01
首尾よく生田絵梨花の連絡先を交換でき、圭介は上機嫌のまま教室へと戻った。
ポケットの中に感じる幸せ。まだ連絡先を交換しただけなのに、圭介の心は満たされていた。その歓喜で授業どころではなかった。
「はーん。生田嬢と連絡先を交換した、ねえ」
昼食の時間になり、和也といつもの場所に来た。和也は意外そうでも、興味がありそうでもない様子だった。
「これで一歩また近付けたよ」
確実に彼女との距離が縮まっている。圭介の確信は自信へと繋がっていた。
「水を差すようだけどさ、まだ連絡先を交換しただけだろ? 気が早いんじゃないのか」
和也の言葉に圭介はムッとした表情を見せた。
「何だよ。いいじゃないか。俺はお前みたいに器用じゃない。連絡先を交換するのにも一苦労なんだぞ。わかってくれよ」
「わかっているけどさ。あくまで気を抜くなよっていう意味として受け取っておいてくれよな」
紙パックのコーヒー牛乳をストローで差すと、和也はチューっと中身を吸った。
「別に気なんて抜いてねえよ。むしろこれからだ、これから。試合は始まったばかりなんだよ」
「試合が始まったというよりも、ようやく土俵に立てたっていう方だろ」
ゲラゲラと品のない笑い声を上げる和也を一瞥すると、圭介は黙ってパンの袋を開けた。
「ところで、和也こそテストは大丈夫なのか。

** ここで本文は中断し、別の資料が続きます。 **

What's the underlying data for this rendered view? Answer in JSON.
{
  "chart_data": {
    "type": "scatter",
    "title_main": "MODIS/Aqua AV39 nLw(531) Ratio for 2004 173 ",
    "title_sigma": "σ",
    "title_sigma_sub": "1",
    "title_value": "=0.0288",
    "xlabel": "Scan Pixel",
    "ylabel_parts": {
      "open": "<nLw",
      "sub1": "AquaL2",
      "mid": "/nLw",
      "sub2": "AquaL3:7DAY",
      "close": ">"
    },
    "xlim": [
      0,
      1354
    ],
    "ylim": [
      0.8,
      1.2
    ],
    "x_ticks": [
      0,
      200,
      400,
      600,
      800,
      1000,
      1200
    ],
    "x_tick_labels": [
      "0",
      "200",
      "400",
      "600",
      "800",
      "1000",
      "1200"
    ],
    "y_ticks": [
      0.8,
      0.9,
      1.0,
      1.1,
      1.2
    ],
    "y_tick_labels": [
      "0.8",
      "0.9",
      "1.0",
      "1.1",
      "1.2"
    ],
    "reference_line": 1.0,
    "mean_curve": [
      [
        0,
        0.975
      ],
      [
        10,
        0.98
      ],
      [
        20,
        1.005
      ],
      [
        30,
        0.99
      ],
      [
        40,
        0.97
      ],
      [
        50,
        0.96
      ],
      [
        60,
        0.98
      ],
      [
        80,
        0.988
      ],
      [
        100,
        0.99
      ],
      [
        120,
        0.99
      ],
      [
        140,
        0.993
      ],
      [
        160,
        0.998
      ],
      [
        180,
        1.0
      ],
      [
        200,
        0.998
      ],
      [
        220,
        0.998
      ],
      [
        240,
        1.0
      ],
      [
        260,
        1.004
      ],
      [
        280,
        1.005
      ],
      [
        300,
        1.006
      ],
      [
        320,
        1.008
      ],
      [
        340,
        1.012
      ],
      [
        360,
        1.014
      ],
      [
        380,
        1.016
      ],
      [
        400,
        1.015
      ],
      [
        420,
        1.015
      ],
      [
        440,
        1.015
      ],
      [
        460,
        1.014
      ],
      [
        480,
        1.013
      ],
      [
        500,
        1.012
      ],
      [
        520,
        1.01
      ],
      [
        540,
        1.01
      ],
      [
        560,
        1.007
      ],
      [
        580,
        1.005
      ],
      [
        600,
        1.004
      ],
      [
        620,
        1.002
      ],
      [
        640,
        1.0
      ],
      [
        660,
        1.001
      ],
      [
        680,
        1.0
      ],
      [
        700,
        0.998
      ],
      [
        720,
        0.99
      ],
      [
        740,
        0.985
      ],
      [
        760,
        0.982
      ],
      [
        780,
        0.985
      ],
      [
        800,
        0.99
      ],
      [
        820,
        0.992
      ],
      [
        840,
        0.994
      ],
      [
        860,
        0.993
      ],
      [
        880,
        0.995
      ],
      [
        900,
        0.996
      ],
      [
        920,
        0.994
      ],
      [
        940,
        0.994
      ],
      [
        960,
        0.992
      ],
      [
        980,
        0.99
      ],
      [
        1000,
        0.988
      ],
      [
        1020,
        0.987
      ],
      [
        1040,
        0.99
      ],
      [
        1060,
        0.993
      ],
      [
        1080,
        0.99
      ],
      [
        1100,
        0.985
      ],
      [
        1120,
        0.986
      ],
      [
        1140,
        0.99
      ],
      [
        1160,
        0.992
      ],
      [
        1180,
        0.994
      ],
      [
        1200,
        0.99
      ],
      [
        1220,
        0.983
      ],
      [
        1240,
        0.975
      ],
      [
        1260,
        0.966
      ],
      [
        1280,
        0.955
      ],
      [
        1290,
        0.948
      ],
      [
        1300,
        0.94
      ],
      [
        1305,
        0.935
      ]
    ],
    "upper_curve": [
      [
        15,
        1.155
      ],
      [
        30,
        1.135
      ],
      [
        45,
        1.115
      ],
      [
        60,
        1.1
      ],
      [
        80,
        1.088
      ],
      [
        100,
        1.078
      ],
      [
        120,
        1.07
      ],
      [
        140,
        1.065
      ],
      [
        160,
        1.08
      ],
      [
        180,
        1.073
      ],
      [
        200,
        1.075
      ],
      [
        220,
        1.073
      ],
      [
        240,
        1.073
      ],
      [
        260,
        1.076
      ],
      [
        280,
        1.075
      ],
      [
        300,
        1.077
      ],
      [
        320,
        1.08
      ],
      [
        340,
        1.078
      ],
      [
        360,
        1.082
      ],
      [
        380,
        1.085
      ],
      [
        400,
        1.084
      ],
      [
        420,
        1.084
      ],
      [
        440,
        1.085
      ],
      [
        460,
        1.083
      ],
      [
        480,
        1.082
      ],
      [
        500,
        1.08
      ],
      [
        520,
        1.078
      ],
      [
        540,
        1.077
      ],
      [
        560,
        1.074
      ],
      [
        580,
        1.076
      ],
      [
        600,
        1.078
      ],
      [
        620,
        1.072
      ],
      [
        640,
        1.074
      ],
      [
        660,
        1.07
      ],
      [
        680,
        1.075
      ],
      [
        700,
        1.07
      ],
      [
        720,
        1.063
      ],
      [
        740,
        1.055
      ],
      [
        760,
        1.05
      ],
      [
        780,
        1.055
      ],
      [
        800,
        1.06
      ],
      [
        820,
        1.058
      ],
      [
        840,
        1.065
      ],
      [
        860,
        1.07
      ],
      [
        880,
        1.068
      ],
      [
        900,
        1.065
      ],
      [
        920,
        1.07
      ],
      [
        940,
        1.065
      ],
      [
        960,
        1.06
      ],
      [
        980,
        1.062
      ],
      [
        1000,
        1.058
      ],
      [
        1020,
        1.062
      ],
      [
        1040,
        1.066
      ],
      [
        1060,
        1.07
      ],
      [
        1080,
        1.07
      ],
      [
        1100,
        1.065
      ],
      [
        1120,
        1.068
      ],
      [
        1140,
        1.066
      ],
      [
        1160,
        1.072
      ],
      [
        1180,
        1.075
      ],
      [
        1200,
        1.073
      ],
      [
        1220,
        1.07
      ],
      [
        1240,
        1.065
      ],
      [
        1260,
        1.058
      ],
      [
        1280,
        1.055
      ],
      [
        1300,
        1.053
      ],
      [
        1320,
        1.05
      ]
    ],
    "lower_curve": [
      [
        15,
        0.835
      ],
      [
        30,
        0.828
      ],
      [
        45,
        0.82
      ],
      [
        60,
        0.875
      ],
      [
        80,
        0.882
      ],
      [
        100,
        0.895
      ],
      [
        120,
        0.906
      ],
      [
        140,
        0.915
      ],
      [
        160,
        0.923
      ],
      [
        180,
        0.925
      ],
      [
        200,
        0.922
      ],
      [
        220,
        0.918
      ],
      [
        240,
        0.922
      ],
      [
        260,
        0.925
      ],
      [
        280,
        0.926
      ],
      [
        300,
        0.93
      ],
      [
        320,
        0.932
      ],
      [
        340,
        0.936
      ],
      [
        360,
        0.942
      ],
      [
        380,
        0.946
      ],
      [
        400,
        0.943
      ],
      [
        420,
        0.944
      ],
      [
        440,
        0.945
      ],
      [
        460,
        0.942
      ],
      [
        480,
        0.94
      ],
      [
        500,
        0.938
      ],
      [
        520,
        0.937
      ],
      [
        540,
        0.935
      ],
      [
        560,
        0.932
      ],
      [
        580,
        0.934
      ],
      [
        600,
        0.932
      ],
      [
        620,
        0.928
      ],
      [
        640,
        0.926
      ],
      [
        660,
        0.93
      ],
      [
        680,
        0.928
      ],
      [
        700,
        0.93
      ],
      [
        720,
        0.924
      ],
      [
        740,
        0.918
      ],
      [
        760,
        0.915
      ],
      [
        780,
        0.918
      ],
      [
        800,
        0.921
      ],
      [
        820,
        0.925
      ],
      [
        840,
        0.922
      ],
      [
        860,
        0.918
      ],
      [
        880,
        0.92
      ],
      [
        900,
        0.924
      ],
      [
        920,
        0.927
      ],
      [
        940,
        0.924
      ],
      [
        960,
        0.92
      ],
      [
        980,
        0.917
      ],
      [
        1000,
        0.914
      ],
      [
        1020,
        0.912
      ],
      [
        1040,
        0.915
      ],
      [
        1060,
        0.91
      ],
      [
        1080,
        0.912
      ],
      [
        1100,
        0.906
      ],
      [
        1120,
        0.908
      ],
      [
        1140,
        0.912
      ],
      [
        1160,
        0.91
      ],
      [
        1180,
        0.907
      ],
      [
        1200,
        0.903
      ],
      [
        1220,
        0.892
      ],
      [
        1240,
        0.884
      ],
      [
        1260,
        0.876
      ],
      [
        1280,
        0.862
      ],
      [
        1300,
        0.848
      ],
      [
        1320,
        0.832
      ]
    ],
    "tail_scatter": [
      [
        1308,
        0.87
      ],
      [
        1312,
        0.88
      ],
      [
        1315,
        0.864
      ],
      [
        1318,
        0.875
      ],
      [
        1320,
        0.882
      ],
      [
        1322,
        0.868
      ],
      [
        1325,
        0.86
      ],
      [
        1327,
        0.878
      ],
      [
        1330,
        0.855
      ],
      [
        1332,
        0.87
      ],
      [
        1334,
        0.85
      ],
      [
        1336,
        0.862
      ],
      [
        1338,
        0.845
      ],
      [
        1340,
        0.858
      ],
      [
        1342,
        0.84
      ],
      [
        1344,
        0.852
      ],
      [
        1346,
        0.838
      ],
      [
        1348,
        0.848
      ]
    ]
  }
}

お前が真面目に勉強をしている風には見えないけど」
「何だ。俺のことまで心配してくれるのか。優しいねえ」
腕を回してきそうになる和也を圭介は手で振り切った。
「止めろよ。男同士で気持ち悪い。別に心配なんてしてねえから」
「冷たい奴。ま、お前の言う通り勉強なんて真面目にしてねえけどな。どうせ一年の中間テストなんてそいつの現状を見るだけのテストだろ? 今ここで全教科を仮に百点満点を取ったとしても、必ずしも大学受験が成功するとは限らないのだよ」
「それはそうだけど」
「大事なのは志望校に合格することと、進学が出来ること。この二つを外さなければ俺はいいと思ってる。むしろ俺はそれ以外を大切にしたいんだ」
いつになく真面目に語る和也に、圭介は聞き入っている。
「それ以外って?」
「女の子のことだよ。鈍いなあ」
せっかく人が傾聴しているというのに。圭介は大きく溜め息をついた。
「何だよ。人が真面目に聞いてやれば」
「俺は大真面目だって。お前だって“それ”を求めてこの学園に入ったんだろ? わざわざ苦労して入学したんだ。恩恵は受けれるだけ受けないと」
「それはそうだけどさ」
バカにしていたが、和也の言っていることはもっともなような気がしてきた。